Diorio: Many facilities are considering bringing all of their compounding in-house, some driven by ongoing cost containment concerns, while others have been impelled in this direction more recently by the CSP contamination tragedy. Keep in mind, no matter how large your budget, every cleanroom has a finite capacity. It is important to realistically evaluate the available space versus compounding volume when considering bringing all compounding in house: Can you hire sufficient staff, does the compounding room layout allow for the addition of more staff or will you need to add additional shifts? Furthermore, you need to consider the expertise required to run such a program: Do you have the capacity to manage ongoing training for new hires, how comprehensive is your environmental monitoring program, can you conduct chemical stability and microbiological sterility testing in-house or will this need to be outsourced, is your facility qualified to conduct high-risk compounding? 

A back-up plan also is necessary. In light of Hurricane Sandy shutting down the northeast for two weeks last month, an emergency preparedness plan must be in place: How will you operate if your staff cannot get to the facility, how much inventory do you keep on hand to offset impeded deliveries, do you have a relationship with an outsourcer you can rely on if your own compounding facility is without power for an extended period?

Unfortunately, pharmacy’s strong focus on developing clinical expertise has resulted in a dearth of qualified compounding pharmacists. Given the number of pharmacy directors who are challenged in finding qualified staff to manage their cleanrooms, we need to consider establishing certification programs, board certification, or other specialized credentials for compounding pharmacists. Such programs would serve to encourage professional development in this area and to standardize practices.

PP&P: Any final thoughts?
Diorio: When a tragedy of this magnitude occurs, it easy to get lost in the morass of blame. We can blame the vendor, or cite shortcomings by the FDA or the state, but all this does is placate our own fear that this could happen to our own patients. At the end of the day, this is about patient safety and it needs to be fixed and we in pharmacy need to fix this by raising the level of compounding practice. If we learn nothing from the suffering and loss of life that has occurred as a result of these contaminated compounds, if nothing significant changes in our practices, it will be inexcusable. Now is the time to ensure compliant practices ensue and this process must be driven by pharmacy in conjunction with administration.

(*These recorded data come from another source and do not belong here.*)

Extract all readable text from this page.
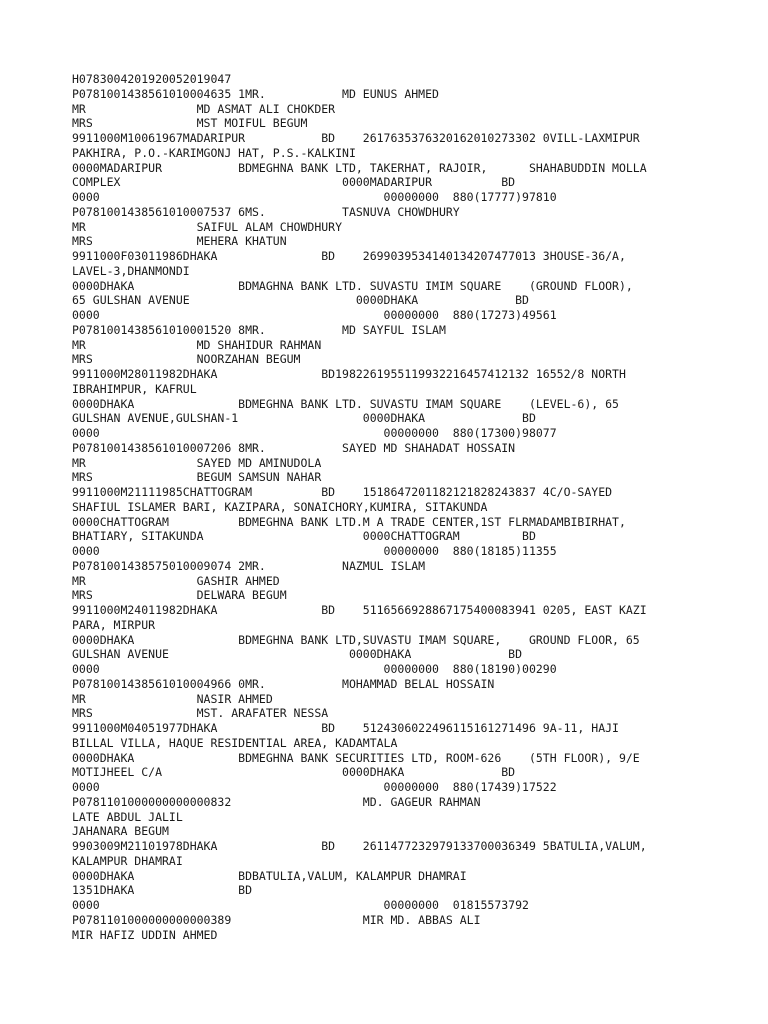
H0783004201920052019047
P0781001438561010004635 1MR.           MD EUNUS AHMED
MR                MD ASMAT ALI CHOKDER
MRS               MST MOIFUL BEGUM
9911000M10061967MADARIPUR           BD    2617635376320162010273302 0VILL-LAXMIPUR
PAKHIRA, P.O.-KARIMGONJ HAT, P.S.-KALKINI
0000MADARIPUR           BDMEGHNA BANK LTD, TAKERHAT, RAJOIR,      SHAHABUDDIN MOLLA
COMPLEX                                0000MADARIPUR          BD
0000                                         00000000  880(17777)97810
P0781001438561010007537 6MS.           TASNUVA CHOWDHURY
MR                SAIFUL ALAM CHOWDHURY
MRS               MEHERA KHATUN
9911000F03011986DHAKA               BD    2699039534140134207477013 3HOUSE-36/A,
LAVEL-3,DHANMONDI
0000DHAKA               BDMAGHNA BANK LTD. SUVASTU IMIM SQUARE    (GROUND FLOOR),
65 GULSHAN AVENUE                        0000DHAKA              BD
0000                                         00000000  880(17273)49561
P0781001438561010001520 8MR.           MD SAYFUL ISLAM
MR                MD SHAHIDUR RAHMAN
MRS               NOORZAHAN BEGUM
9911000M28011982DHAKA               BD1982261955119932216457412132 16552/8 NORTH
IBRAHIMPUR, KAFRUL
0000DHAKA               BDMEGHNA BANK LTD. SUVASTU IMAM SQUARE    (LEVEL-6), 65
GULSHAN AVENUE,GULSHAN-1                  0000DHAKA              BD
0000                                         00000000  880(17300)98077
P0781001438561010007206 8MR.           SAYED MD SHAHADAT HOSSAIN
MR                SAYED MD AMINUDOLA
MRS               BEGUM SAMSUN NAHAR
9911000M21111985CHATTOGRAM          BD    1518647201182121828243837 4C/O-SAYED
SHAFIUL ISLAMER BARI, KAZIPARA, SONAICHORY,KUMIRA, SITAKUNDA
0000CHATTOGRAM          BDMEGHNA BANK LTD.M A TRADE CENTER,1ST FLRMADAMBIBIRHAT,
BHATIARY, SITAKUNDA                       0000CHATTOGRAM         BD
0000                                         00000000  880(18185)11355
P0781001438575010009074 2MR.           NAZMUL ISLAM
MR                GASHIR AHMED
MRS               DELWARA BEGUM
9911000M24011982DHAKA               BD    5116566928867175400083941 0205, EAST KAZI
PARA, MIRPUR
0000DHAKA               BDMEGHNA BANK LTD,SUVASTU IMAM SQUARE,    GROUND FLOOR, 65
GULSHAN AVENUE                          0000DHAKA              BD
0000                                         00000000  880(18190)00290
P0781001438561010004966 0MR.           MOHAMMAD BELAL HOSSAIN
MR                NASIR AHMED
MRS               MST. ARAFATER NESSA
9911000M04051977DHAKA               BD    5124306022496115161271496 9A-11, HAJI
BILLAL VILLA, HAQUE RESIDENTIAL AREA, KADAMTALA
0000DHAKA               BDMEGHNA BANK SECURITIES LTD, ROOM-626    (5TH FLOOR), 9/E
MOTIJHEEL C/A                          0000DHAKA              BD
0000                                         00000000  880(17439)17522
P0781101000000000000832                   MD. GAGEUR RAHMAN
LATE ABDUL JALIL
JAHANARA BEGUM
9903009M21101978DHAKA               BD    2611477232979133700036349 5BATULIA,VALUM,
KALAMPUR DHAMRAI
0000DHAKA               BDBATULIA,VALUM, KALAMPUR DHAMRAI
1351DHAKA               BD
0000                                         00000000  01815573792
P0781101000000000000389                   MIR MD. ABBAS ALI
MIR HAFIZ UDDIN AHMED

Lou Diorio, RPh, is a principal of LDT Health Solutions, Inc, a medication safety and quality management consulting company. He graduated from Long Island University’s Schwartz College of Pharmacy, where he is also an adjunct professor of pharmacy practice and preceptor of pharmacy students.  Lou has practiced in and managed pharmacies in hospital, home care, cGMP compounding, and community settings and can be reached at LSDIORIO@LDTRx.com.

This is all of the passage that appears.